I have been here almost four years and yet, I somehow still can’t call it home. It is home, but it’s never just a whole concept anymore. I couldn’t recall how many times I felt nearly depressed, and again, I am sure that all stories of immigration weave into the same thread. Leaving and going; leaving and going. It is much more than being physically disengaged with your familiarity to people – you think of your soul mates, friends, family and spirituality that you’ve attached with ‘home’ – you all are one piece: a whole. But truth is, you are different entities. You travel in time, you step on a new land and you no longer move in the same dimension. You are your own, and their life goes on. You move parallel to each other, like two trains that never coalesce. Two trains with different destinations. If you stop, life goes on – with or without you, with or without me.

In three years I moved three times, and now that I think about it, I probably wallowed in sadness because I always thought that I was the one life was leaving behind. When you’re away, you romanticize everything you think you have left behind – you think that the red tail lights during that three hour commute back home is magic, even though you’re only really traveling 20 miles which could have taken 20 minutes. You suddenly want heavy traffic, unbearable heat, the noise from all the impatient drivers, horns and all the pollution that makes you want to not inhale the change of your current home. You suddenly crave for rain and see the droplets on your car shining in dim, yellow lights from traffic all around you.

I probably wallowed in sadness because only now do I realize that despite live moving on without me, I actively chose to have mine going, only in an alternate world.

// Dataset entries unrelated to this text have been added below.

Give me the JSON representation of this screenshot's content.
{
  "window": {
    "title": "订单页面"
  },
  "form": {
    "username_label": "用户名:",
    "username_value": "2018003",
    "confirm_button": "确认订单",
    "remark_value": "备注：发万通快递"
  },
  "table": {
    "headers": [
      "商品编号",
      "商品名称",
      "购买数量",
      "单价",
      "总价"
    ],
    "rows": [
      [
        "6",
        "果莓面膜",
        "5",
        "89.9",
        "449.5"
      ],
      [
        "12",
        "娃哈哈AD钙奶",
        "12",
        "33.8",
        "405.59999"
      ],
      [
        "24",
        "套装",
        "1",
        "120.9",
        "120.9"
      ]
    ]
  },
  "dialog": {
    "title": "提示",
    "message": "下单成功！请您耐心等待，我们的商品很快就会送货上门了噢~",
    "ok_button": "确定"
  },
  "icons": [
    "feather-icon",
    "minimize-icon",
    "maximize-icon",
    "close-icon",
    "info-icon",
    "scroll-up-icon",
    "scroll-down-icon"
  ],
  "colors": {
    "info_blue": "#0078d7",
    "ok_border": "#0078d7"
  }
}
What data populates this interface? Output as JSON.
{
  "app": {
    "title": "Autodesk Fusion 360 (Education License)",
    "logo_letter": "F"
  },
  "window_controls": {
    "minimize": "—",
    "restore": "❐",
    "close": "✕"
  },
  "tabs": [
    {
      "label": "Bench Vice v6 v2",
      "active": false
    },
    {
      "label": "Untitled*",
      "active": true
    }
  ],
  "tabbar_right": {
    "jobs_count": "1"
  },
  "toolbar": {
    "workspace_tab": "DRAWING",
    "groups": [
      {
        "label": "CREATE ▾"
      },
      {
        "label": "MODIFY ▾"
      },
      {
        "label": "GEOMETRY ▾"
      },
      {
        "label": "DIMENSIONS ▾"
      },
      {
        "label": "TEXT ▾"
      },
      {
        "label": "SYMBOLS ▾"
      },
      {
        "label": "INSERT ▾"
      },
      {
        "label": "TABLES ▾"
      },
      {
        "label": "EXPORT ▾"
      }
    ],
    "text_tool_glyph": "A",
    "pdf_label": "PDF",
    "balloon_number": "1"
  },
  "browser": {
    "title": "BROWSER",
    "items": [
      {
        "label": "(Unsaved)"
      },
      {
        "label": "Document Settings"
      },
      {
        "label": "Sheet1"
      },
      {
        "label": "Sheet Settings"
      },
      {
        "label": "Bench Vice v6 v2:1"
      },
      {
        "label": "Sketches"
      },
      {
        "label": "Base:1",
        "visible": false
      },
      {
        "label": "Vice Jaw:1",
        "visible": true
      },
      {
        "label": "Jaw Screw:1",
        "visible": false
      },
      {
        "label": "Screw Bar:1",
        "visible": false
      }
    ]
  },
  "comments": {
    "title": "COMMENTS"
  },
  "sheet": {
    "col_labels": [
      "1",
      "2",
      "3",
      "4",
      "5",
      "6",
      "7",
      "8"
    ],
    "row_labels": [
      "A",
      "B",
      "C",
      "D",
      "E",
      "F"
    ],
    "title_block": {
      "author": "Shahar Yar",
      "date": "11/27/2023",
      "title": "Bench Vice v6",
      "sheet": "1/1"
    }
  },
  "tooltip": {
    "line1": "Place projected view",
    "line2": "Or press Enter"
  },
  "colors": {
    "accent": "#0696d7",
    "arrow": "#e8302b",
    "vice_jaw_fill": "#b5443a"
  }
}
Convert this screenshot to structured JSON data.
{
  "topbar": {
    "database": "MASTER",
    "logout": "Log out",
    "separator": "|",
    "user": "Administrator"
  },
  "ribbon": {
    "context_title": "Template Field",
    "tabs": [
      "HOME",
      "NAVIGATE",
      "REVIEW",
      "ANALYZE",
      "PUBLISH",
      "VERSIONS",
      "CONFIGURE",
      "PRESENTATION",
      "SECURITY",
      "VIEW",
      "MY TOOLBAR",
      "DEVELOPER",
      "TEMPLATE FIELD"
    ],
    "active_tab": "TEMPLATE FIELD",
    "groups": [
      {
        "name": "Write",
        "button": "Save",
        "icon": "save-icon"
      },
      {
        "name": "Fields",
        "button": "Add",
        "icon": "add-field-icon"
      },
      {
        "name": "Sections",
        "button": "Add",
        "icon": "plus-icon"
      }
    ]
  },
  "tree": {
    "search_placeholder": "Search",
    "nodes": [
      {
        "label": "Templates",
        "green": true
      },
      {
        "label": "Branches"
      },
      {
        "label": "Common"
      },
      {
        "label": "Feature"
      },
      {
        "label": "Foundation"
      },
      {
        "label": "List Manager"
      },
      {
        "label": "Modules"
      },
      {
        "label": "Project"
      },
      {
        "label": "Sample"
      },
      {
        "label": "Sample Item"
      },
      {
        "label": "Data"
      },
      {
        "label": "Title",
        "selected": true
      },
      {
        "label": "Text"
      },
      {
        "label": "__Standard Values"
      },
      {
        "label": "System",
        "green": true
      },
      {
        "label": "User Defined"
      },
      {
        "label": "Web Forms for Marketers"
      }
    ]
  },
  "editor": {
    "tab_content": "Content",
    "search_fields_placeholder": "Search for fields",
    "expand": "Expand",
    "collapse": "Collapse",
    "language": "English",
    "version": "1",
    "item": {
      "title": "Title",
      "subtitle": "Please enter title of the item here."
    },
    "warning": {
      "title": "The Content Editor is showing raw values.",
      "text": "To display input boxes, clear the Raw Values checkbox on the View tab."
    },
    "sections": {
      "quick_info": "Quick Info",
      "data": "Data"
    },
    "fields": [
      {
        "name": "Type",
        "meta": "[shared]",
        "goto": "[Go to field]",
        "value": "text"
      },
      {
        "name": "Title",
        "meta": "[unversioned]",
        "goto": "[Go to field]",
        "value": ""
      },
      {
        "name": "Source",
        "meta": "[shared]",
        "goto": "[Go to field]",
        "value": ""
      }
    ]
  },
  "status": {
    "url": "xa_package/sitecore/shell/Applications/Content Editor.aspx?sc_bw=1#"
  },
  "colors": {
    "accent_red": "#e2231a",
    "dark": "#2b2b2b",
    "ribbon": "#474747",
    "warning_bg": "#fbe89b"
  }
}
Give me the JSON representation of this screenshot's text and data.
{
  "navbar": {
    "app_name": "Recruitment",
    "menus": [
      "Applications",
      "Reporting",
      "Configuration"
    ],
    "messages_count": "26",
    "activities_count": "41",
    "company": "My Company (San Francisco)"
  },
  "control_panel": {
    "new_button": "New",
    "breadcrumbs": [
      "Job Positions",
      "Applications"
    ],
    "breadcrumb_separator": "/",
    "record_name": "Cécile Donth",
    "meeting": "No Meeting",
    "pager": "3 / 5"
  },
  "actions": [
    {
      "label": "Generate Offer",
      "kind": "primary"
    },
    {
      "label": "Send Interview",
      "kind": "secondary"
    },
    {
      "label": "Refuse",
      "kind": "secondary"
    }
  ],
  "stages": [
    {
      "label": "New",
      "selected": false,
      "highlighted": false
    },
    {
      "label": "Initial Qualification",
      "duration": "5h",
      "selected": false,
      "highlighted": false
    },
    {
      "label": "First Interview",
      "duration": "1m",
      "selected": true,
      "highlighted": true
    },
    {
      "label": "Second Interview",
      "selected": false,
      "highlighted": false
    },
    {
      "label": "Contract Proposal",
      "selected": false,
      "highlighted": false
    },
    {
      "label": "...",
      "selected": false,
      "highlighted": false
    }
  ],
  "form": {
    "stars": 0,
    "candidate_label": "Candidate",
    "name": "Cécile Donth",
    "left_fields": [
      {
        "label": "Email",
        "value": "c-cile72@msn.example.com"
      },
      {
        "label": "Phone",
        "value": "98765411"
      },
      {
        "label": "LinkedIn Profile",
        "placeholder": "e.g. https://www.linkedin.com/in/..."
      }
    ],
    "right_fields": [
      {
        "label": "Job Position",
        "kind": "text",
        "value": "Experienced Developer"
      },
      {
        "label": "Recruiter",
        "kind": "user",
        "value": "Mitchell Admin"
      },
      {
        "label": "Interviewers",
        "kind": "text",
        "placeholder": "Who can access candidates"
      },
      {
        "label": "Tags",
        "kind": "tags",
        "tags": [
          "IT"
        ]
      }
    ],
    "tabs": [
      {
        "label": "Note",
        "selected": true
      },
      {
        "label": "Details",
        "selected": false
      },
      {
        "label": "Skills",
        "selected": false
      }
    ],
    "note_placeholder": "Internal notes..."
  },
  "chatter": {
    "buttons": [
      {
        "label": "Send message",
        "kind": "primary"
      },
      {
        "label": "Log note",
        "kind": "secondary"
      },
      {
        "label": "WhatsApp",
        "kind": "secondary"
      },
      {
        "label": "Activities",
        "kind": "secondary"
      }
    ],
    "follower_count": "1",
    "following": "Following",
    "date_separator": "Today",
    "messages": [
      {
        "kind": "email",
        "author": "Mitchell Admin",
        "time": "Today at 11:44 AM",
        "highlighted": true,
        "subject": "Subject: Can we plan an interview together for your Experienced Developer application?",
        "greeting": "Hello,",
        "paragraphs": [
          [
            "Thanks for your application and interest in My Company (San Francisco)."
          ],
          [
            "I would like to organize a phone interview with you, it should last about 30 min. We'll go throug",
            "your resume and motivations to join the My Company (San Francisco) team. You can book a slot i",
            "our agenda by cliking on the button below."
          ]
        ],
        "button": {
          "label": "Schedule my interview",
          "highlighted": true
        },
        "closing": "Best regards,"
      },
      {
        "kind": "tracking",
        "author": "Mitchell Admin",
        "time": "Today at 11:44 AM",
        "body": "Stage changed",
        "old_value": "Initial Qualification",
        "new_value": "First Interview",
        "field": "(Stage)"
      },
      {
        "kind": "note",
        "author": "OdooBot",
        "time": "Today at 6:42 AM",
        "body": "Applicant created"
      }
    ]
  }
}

Because that’s how most things are: we choose them to be.

I wasn’t part of the cultural experience with people who grew up here when I moved; I felt empty. I wanted people to know my story, to hear me, to know me. I wanted people around me to feel compelled to my flashbacks of the reality back home — overthinking not knowing how to make people relate to me and find that common point.

I couldn’t agree more with Thomas Wolfe. You just can’t go back home. Moving feels like you’ve been uprooted – no matter how beautiful your new jar is, you’d always have a desire for your old place, the same exact rays of sunshine that glowed in the morning. Moving feels like you’ve been replanted – because the old pot can no longer bear enough water for you and your roots continue to spread. And you just can’t seem to grow, or you refuse to bloom under the same light in a different place.

Moving feels like demystifying that certain glow books have in a shelf when they’re together. Or when a certain piece of furniture or jewelry look so beautiful in store under a certain light all together – but when you take that piece home, the beauty disappears and all of a sudden it does not match your wood, that necklace doesn’t match your dress or you suddenly just don’t feel like reading that book and its pages aren’t as glorious as you thought they would be without it in a shelf. That’s how I felt. I felt like I was a piece of puzzle dismantled and placed in a totally new set of pieces that will never fit together.

Moving brought me indescribable change. Change that was massive beyond my grasp. Change that was immensely massive beyond my grit. When I moved, I found myself feeling like a tourist. Always. No matter how much I honor my car, my job – no matter how much I honor my bills. I still feel like a tourist. It’s a good thing I guess, because being a tourist leaves so much room for wandering, for wondering. Life goes on. My life goes on.